7. Quadriceps set. To do this quadriceps strengthening exercise, lie or sit with your leg out straight. Tighten the muscle in the front of your thigh as much as you can, pushing the back of your knee flat against the floor. As you tighten your muscle, this will pull your kneecap up to your thigh, toward your hip. Hold the muscle tight for five seconds. Do 12 repetitions of this exercise, three times a day.
8. Recumbent bike exercise. Using a recumbent bike is a great way to increase range of motion while minimizing the forces that are placed on the knee joint. “The bike provides a workout for individuals of all ability levels,” says Brooke Ellis, a physical therapist and outpatient physical therapy supervisor at Texas Health Presbyterian Hospital in Plano, Texas. “You have full back support and it puts less stress on the joints.”
9. Step downs from a stair. This exercise strengthens the hip muscles in a functional movement pattern while mimicking stair climbing, Yalamanchili says. Stand on the stair that’s lowest to the ground. While standing sideways, gradually lower the foot that’s closest to the ground off the stair. (Because you are standing sideways on the stair, one foot is closer to the ground and the other is closer to the next stair.) Bring it back to the stair. Do two sets of 10 for each leg.
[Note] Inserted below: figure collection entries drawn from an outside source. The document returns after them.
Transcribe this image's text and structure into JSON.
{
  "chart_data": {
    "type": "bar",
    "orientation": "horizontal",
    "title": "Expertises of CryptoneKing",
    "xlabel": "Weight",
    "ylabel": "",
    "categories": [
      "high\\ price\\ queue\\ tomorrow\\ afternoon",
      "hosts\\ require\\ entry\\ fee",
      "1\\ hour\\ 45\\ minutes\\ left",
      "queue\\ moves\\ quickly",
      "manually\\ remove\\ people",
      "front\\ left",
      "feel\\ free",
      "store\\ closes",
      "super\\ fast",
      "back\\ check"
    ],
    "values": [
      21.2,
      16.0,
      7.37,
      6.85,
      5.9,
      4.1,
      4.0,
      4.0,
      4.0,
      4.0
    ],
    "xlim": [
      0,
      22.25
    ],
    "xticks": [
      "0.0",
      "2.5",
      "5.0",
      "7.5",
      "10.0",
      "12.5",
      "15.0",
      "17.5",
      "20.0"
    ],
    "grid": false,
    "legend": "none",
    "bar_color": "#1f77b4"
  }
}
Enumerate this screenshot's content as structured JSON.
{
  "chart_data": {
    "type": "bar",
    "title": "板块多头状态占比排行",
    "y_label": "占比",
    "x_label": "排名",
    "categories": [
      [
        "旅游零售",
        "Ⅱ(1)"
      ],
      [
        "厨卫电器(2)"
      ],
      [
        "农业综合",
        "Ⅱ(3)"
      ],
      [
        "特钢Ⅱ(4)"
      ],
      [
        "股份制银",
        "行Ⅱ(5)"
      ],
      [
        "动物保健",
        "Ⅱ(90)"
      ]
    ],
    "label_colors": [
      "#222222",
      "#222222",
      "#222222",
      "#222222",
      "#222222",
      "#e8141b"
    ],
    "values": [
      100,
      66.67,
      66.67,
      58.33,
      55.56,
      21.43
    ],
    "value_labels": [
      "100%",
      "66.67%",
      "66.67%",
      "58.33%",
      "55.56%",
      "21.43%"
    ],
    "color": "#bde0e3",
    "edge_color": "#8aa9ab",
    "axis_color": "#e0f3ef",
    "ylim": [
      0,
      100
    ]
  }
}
Here Are Three Common Causes of Knee Pain:
— Trauma or overuse.
— Sports injuries.
— Osteoarthritis of the knee.
1. Trauma or overuse. Knee pain in active younger individuals, including athletes, commonly occurs on the anterior (front) of the knee. This is called anterior knee pain. Between 25% and 75% of young athletic people experience knee pain, Calabrese says. “The pain is usually related to high-volume activities that include running and jumping movements,” he says.
2. Sports injuries. Non-contact movement or contact can cause sports injuries, which are a major cause of knee pain for people in different age groups, Calabrese says. Disruption of the knee ligaments — the stabilizers of the knee — can be from both. “The anterior cruciate ligament inside the knee is a common sports injury and accounts for more than 125,000 injuries a year,” he says. A stretch or tear of the medial collateral ligament outside the joint is typically caused by a hit or blow to the outer knee. Another common sports injury involves the meniscus, a crescent-shaped cartilage between your thigh bone and lower leg. Meniscus injuries are often caused by sudden twisting, resulting in swelling, pain and locking of the knee.
3. Osteoarthritis of the knee. This condition is considered a “wear-and-tear” problem where the knee’s natural shock absorber is compromised. This happens when the cartilage that lines the ends of the two bones making up the knee joint start to thin and bring the bones closer together, eventually rubbing on each other. “The thinning or wear can be very mild or severe,” Calabrese says. Several factors are associated with osteoarthritis of the knee, including increased age and a person’s weight. Common symptoms include:
— A decrease in the ability to bend or straighten the knee completely.